Perkembangan politik menjelang Pilpres juga tak luput dari senggolan Cak Nun, sebelum hujan, jamaah disuruh untuk merapat ke panggung, celetukan Cak Nun, “Tetep betah, setia neng kene tekan rampung ta? Aja-ja rung rampung dadi gubernur terus pengen dadi Presiden? Tapi ja nesu lho, ki mung guyon, pisan neh aja nesu ya”. Sekali lagi jamaah menyambutnya dengan tawa. Fragmen-fragmen kisah nyata yang dialami Cak Nun ketika Soeharto dan Gus Dur lengser pun tak luput menjadi bahan guyon, khususnya kelakuan-kelakuan Gus Dur yang terkenal nyeleneh. “Gus Dur ki jan nganyelke, pernah pas menjelang lengsere Gus Dur, aku diundang nyang ngomahe, aku disuguh melon, tapi ternyata melone kuwi malah dipangan dhewe nganti entek, aku sebagai tamune malah blas ora dibagehi, piye ta iki?”
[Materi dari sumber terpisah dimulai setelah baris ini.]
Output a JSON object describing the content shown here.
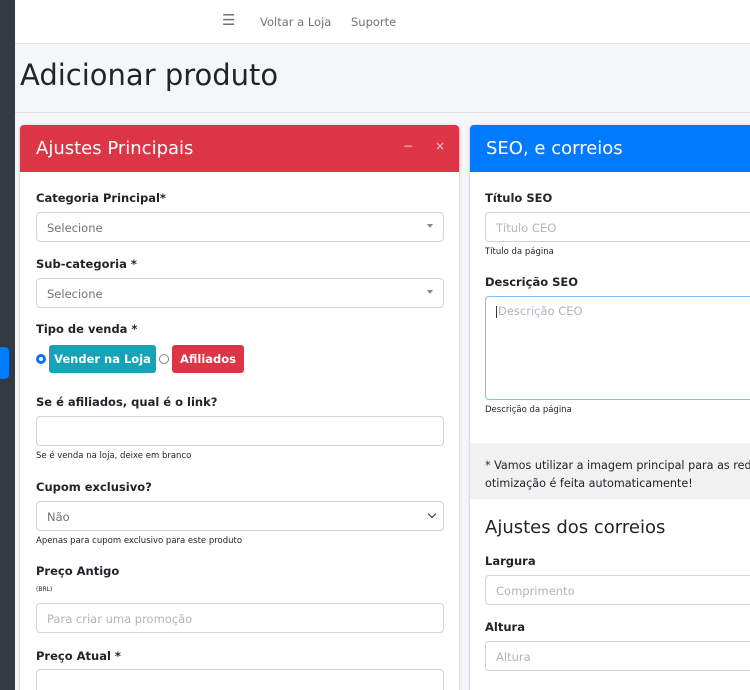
{
  "nav": {
    "menu_icon": "hamburger-icon",
    "links": [
      "Voltar a Loja",
      "Suporte"
    ]
  },
  "page": {
    "title": "Adicionar produto"
  },
  "main_card": {
    "title": "Ajustes Principais",
    "color": "#dc3545",
    "tools": {
      "minimize": "−",
      "close": "×"
    },
    "categoria": {
      "label": "Categoria Principal*",
      "value": "Selecione"
    },
    "subcategoria": {
      "label": "Sub-categoria *",
      "value": "Selecione"
    },
    "tipo_venda": {
      "label": "Tipo de venda *",
      "options": [
        {
          "label": "Vender na Loja",
          "selected": true,
          "color": "#17a2b8"
        },
        {
          "label": "Afiliados",
          "selected": false,
          "color": "#dc3545"
        }
      ]
    },
    "link_afiliado": {
      "label": "Se é afiliados, qual é o link?",
      "value": "",
      "help": "Se é venda na loja, deixe em branco"
    },
    "cupom": {
      "label": "Cupom exclusivo?",
      "value": "Não",
      "help": "Apenas para cupom exclusivo para este produto"
    },
    "preco_antigo": {
      "label": "Preço Antigo",
      "currency": "(BRL)",
      "placeholder": "Para criar uma promoção"
    },
    "preco_atual": {
      "label": "Preço Atual *",
      "value": ""
    }
  },
  "seo_card": {
    "title": "SEO, e correios",
    "color": "#007bff",
    "titulo_seo": {
      "label": "Título SEO",
      "placeholder": "Título CEO",
      "help": "Título da página"
    },
    "descricao_seo": {
      "label": "Descrição SEO",
      "placeholder": "Descrição CEO",
      "help": "Descrição da página"
    },
    "note": [
      "* Vamos utilizar a imagem principal para as redes",
      "otimização é feita automaticamente!"
    ],
    "correios": {
      "title": "Ajustes dos correios",
      "largura": {
        "label": "Largura",
        "placeholder": "Comprimento"
      },
      "altura": {
        "label": "Altura",
        "placeholder": "Altura"
      }
    }
  }
}
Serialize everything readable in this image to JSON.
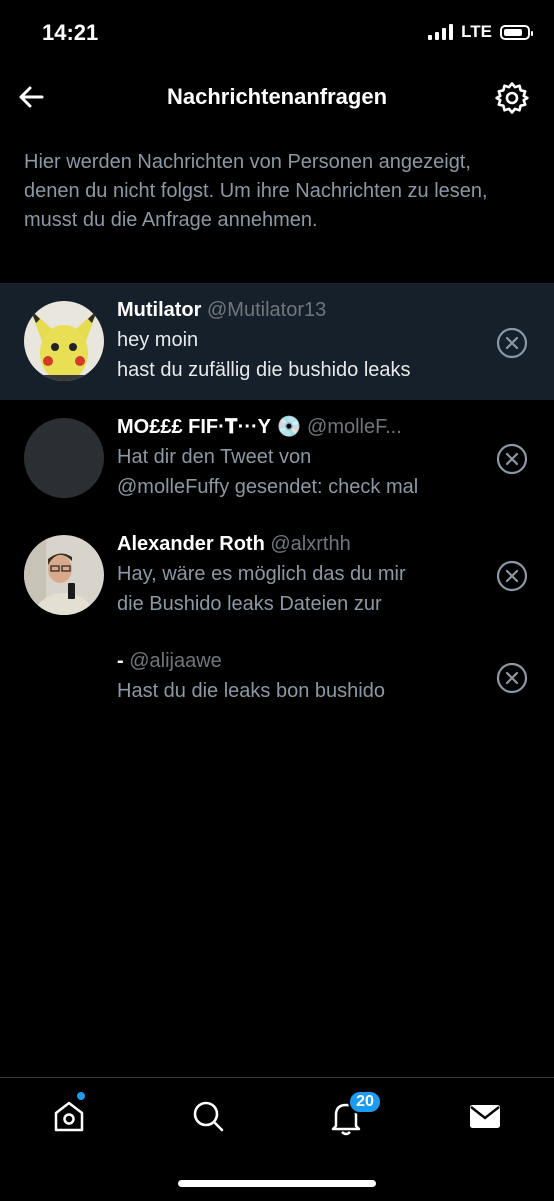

Menjelang akhir, ketika diberikan kesempatan untuk menyampaikan pendapat, Bapak Bupati Danar Rahmanto menghimbau masyarakat untuk tetap menjaga ukhuwah, persatuan antar umat, karena ibarat pelangi, MTA, NU, Muhammadiyah, LDII, dan semua perbedaan ciptaan Allah SWT memperindah dunia ini. Cak Nun menanggapi, bahwa dia bukan NU, bukan Muhammadiyah, bukan pengikut aliran apapun, bukan sayuran, bukan jenis makanan apapun, melainkan Cak Nun ibarat garam pada semua makanan, yaitu membaur menjadi satu dengan semua makanan, membuat semuanya terasa nikmat.
Kata-kata terakhir yang saya catat adalah tentang pentingnya akhlak daripada pakaian yang kita kenakan. Ketika itu ada dua orang jamaah yang berpakaian Arabis, Cak Nun berkata, “Iki enek sing nganggo pakaian kaya Pangeran Diponegoro, ora apa-apa, mbuktikne saking tresnane karo Nabi Muhammad.” (Ini ada yang berpakaian seperti Pangeran Diponegoro, tidak apa-apa, membuktikan betapa cintanya kepada Nabi Muhammad SAW). Lanjutnya, “Jangan sampai yang berpakaian seperti Nabi Muhammad, seperti Arab, bercelana cingkrang tapi suka membid’ahkan orang lain yang tidak berpakaian seperti dirinya, karena sebaik apapun pakaian, yang paling penting adalah akhlak pemakainya.”
Cak Nun bagi saya adalah Sunan Kalijaga Abad 21, karena pengajian malam itu menuntun imaji saya tentang sosok Sunan Kalijaga yang ketika berdakwah juga sering menggunakan media kesenian dan budaya tradisonal.
Demikian catatan yang saya tulis, tentu saja ada beberapa kalimat yang tidak sama persis dengan aslinya karena keterbatasan memori dan catatan di HP saya. Atas koreksinya saya ucapkan terima kasih, semoga bermanfaat.